Юбка в клеточку… Я тогда еще ходила в школу. И там выдавали эти растреклятые юбки в клеточку, сшитые из тяжелой негнущейся ткани. Шерсть кололась, а еще с трудом разглаживалась, но мялась почему-то на раз… был еще жилет такой же и жакет, который надлежало носить, независимо от поры года. Блуза хлопковая. Заколка…

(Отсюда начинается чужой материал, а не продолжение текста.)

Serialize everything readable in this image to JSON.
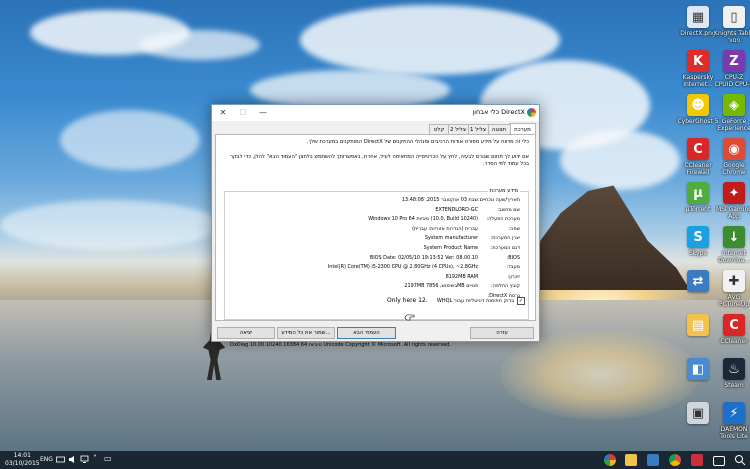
{
  "desktop": {
    "icons_col1": [
      {
        "label": "DirectX.png",
        "icon": "image-file-icon",
        "color": "#dfe8f2",
        "glyph": "▦"
      },
      {
        "label": "Kaspersky\nInternet...",
        "icon": "kaspersky-icon",
        "color": "#e02b2b",
        "glyph": "K"
      },
      {
        "label": "CyberGhost 5",
        "icon": "cyberghost-icon",
        "color": "#f2c800",
        "glyph": "☻"
      },
      {
        "label": "CCleaner\nFirewall",
        "icon": "ccleaner-icon",
        "color": "#d92727",
        "glyph": "C"
      },
      {
        "label": "µTorrent",
        "icon": "utorrent-icon",
        "color": "#4fae3b",
        "glyph": "µ"
      },
      {
        "label": "Skype",
        "icon": "skype-icon",
        "color": "#1ba1e2",
        "glyph": "S"
      },
      {
        "label": "",
        "icon": "network-icon",
        "color": "#3a7cc4",
        "glyph": "⇄"
      },
      {
        "label": "",
        "icon": "folder-icon",
        "color": "#f3c24b",
        "glyph": "▤"
      },
      {
        "label": "",
        "icon": "app-icon",
        "color": "#4a8ad0",
        "glyph": "◧"
      },
      {
        "label": "",
        "icon": "app-icon-2",
        "color": "#cfd6de",
        "glyph": "▣"
      }
    ],
    "icons_col2": [
      {
        "label": "Knights Table\nפסור",
        "icon": "document-icon",
        "color": "#f0f0f0",
        "glyph": "▯"
      },
      {
        "label": "CPU-Z\nCPUID CPU-Z",
        "icon": "cpuz-icon",
        "color": "#7a3ab0",
        "glyph": "Z"
      },
      {
        "label": "GeForce\nExperience",
        "icon": "geforce-icon",
        "color": "#76b900",
        "glyph": "◈"
      },
      {
        "label": "Google\nChrome",
        "icon": "chrome-icon",
        "color": "#dd4b39",
        "glyph": "◉"
      },
      {
        "label": "MSI Gaming\nApp",
        "icon": "msi-icon",
        "color": "#c21b1b",
        "glyph": "✦"
      },
      {
        "label": "Internet\nDownloa...",
        "icon": "idm-icon",
        "color": "#3c8d2f",
        "glyph": "↓"
      },
      {
        "label": "AVG\nPCTuneUp",
        "icon": "avg-icon",
        "color": "#f1f1f1",
        "glyph": "✚"
      },
      {
        "label": "CCleaner",
        "icon": "ccleaner2-icon",
        "color": "#d92727",
        "glyph": "C"
      },
      {
        "label": "Steam",
        "icon": "steam-icon",
        "color": "#1b2838",
        "glyph": "♨"
      },
      {
        "label": "DAEMON\nTools Lite",
        "icon": "daemon-icon",
        "color": "#1e6fc9",
        "glyph": "⚡"
      }
    ],
    "icons_col1_bottom": [
      "סל המיחזור",
      "מאשר"
    ]
  },
  "dialog": {
    "title": "כלי אבחון DirectX",
    "tabs": [
      "מערכת",
      "תצוגה",
      "צליל 1",
      "צליל 2",
      "קלט"
    ],
    "intro_1": "כלי זה מדווח על מידע מפורט אודות הרכיבים ומנהלי ההתקנים של DirectX המותקנים במערכת שלך.",
    "intro_2": "אם ידוע לך תחום שגורם לבעיה, לחץ על הכרטיסייה המתאימה לעיל. אחרת, באפשרותך להשתמש בלחצן \"העמוד הבא\" להלן, כדי לבקר בכל עמוד לפי הסדר.",
    "system_info_label": "מידע מערכת",
    "rows": [
      {
        "key": "תאריך/שעה נוכחיים:",
        "value": "שבת 03 אוקטובר 2015, 13:48:08"
      },
      {
        "key": "שם מחשב:",
        "value": "EXTENDLORD-GC"
      },
      {
        "key": "מערכת הפעלה:",
        "value": "Windows 10 Pro 64 סיביות (10.0, Build 10240)"
      },
      {
        "key": "שפה:",
        "value": "עברית (הגדרות אזוריות: עברית)"
      },
      {
        "key": "יצרן המערכת:",
        "value": "System manufacturer"
      },
      {
        "key": "דגם המערכת:",
        "value": "System Product Name"
      },
      {
        "key": "BIOS:",
        "value": "BIOS Date: 02/05/10 19:13:52 Ver: 08.00.10"
      },
      {
        "key": "מעבד:",
        "value": "Intel(R) Core(TM) i5-2300 CPU @ 2.80GHz (4 CPUs), ~2.8GHz"
      },
      {
        "key": "זיכרון:",
        "value": "8192MB RAM"
      },
      {
        "key": "קובץ החלפה:",
        "value": "2197MB בשימוש, 7856MB פנויים"
      },
      {
        "key": "גרסת DirectX:",
        "value": ""
      }
    ],
    "whql_label": "בדוק חתימות דיגיטליות עבור WHQL",
    "whql_checked": "✓",
    "only_here": "Only here 12.",
    "footer": "DxDiag 10.00.10240.16384 64 סיביות Unicode  Copyright © Microsoft. All rights reserved.",
    "buttons": {
      "help": "עזרה",
      "next": "העמוד הבא",
      "save": "שמור את כל המידע...",
      "exit": "יציאה"
    }
  },
  "taskbar": {
    "time": "14:01",
    "date": "03/10/2015",
    "lang": "ENG"
  }
}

Я только вернулась из школы. Классная дама задержала нас. Фрау Брюннер отличалась редкостным занудством, а еще, помнится, тихо ненавидела учениц и меня особенно. И на сей раз нашла к чему придраться. Почерк у меня отвратительный. И поведение недостойное. А потому я должна двести раз написать фразу… проклятье, фразы не помню, что-то там о поведении и аккуратности. И я писала, с трудом сдерживая желание произнести вслух те слова, которые дедушка говорил, когда у него что-то там не получалось.
Но…
Потом была поездка в новом авто. И Йозеф, дедушкин водитель, позволил мне сесть впереди, хотя все знают, что леди надлежит занять место на заднем сиденье. Спереди было интересней. А еще он привез свежие булочки, которые я грызла всухомятку… Он всегда их привозил. А еще мы ненадолго останавливались у автомата с газированной водой, и я сама опускала монетку в прорезь, а потом маялась, выбирая сироп: клубничный или апельсиновый? Наш маленький секрет.
Этот день не отличался от прочих. Разве что… отец обещал взять меня в ресторан. Впервые… я ведь уже взрослая почти и могу… Только надо переодеться. Для ресторана мы с мамой выбрали одинаковые платья – из темно-зеленого шелка. Узкий лиф. Пышная юбка. Пояс, расшитый бисером… оно где-то пылиться в шкафу, так ни разу и не надетое. Не важно, главное, что я спешила к платью. И к чулкам.
Грета, мамина камеристка, обещала мне взрослую прическу, но на нее нужно время. Я почти успевала. А в дверь позвонили. Дин-дон… кто там? С тех пор ненавижу незваных гостей. Званых, впрочем, тоже не слишком-то жалую.
Что было потом? Я не помню… присутствовала ли я при беседе? Нет… а где была? Кто мне сказал, что родителей больше нет? Когда? Будто вырвали кусок из прошлого. Вот я на лестнице стою, а вот уже сижу в дедовом кабинете и щипаю себя за коленку. Чулки складочками. Красный плюш обивки.
– Мне жаль, – Диттер касается руки, разбивая зеркало памяти, а я испытываю огромное желание свернуть ему шею. Какого он полез… с сочувствием своим, с совестью…
Зверь внизу вздохнул. А я провела пальцами по холодным перилам и сказала:
– Ничего страшного. Но разговаривать лучше не здесь.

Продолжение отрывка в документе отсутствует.